1948 tarihli İnsan Hakları Evrensel Bildirgesi, 1950 tarihli Avrupa İnsan Hakları Sözleşmesi, 1984 tarihli İşkence ve Başka Zalimce, İnsanlıkdışı ve Onur Kırıcı Davranış ya da Cezaya Karşı Sözleşme, 1985 tarihli İşkencenin Önlenmesi ve Cezalandırılmasına Dair Amerikan Sözleşmesi (Amerikan İşkence Sözleşmesi) ve 1987 tarihli İşkencenin Önlenmesine Dair Avrupa Sözleşmesini bu gelişimin kilometre taşları olarak sayabiliriz.

1984 tarihli BM Sözleşmesi –ki İşkenceye Karşı Sözleşme olarak bilinir- BM Genel Kurulu tarafından oydaşma ile kabul edilmiş ve 1987 yılında yürürlüğe girmiştir. Sözleşmeye taraf devletler kendi egemenlik alanları içinde işkenceyi durdurmak ve önlemekle, işkenceyi suç olarak düzenlemekle, bütün işkence iddialarını soruşturmakla ve işkence sanıklarını adalet önüne çıkarmakla, işkence sanıklarının muhakemesi boyunca kendilerine adil muamele yapılmasını sağlamakla, işkenceyle elde edilen kanıtları dava dosyasından çıkartmakla ve işkence mağdurlarına giderim vermekle yükümlüdürler.

Tesis ettiği bir Mahkeme ile Sözleşme kriterleri çerçevesinde kalabilecek hak ihlallerini tespit etme imkanına sahip olması tüm bu hukuki metinler ve antlaşmalar arasında Avrupa İnsan Hakları Sözleşmesine ayrı bir yer kazandırmıştır. Somut bir denetim imkanı sunan bu Sözleşmenin 3.maddesi; “Hiç kimse işkenceye, insanlıkdışı ya da onur kırıcı ceza ve işlemlere tabi tutulamaz” hükmünü havidir.
Bu madde çerçevesinde düzenlenen koruma alanlarını;
a- işkence
b- zalimane muamele
c- zalimane ceza
d- insanlık dışı muamele
e- insanlıkdışı ceza
f- aşağılayıcı muamele
g- aşağılayıcı ceza olarak sınıflandırmak mümkündür.

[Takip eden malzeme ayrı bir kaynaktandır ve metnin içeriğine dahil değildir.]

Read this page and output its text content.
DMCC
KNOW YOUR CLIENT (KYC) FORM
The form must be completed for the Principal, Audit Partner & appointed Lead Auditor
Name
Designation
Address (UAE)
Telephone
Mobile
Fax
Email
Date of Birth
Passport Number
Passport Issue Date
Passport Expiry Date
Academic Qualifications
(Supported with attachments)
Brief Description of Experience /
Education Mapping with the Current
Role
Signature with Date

Sayılan bu yedi sınıf için getirilen yasak hiçbir derece farkı gözetmez. Diğer bir deyişle işkence ne kadar yasak ise aşağılayıcı muamele de o kadar yasaktır. Bu yönüyle bu yasaklar aynı rejime tabidir. Öte yandan bu yasaklar bakımından devletin yükümlülüğünün mutlak bir ihlal edilemezlik olması da Sözleşmenin 15.maddesinin 2.fıkrası ile sağlanmıştır. Bunun en açık karşılığı savaş ve olağanüstü hal dönemlerinde dahi ihlal edilemeyeceğinin ifade edilmesidir.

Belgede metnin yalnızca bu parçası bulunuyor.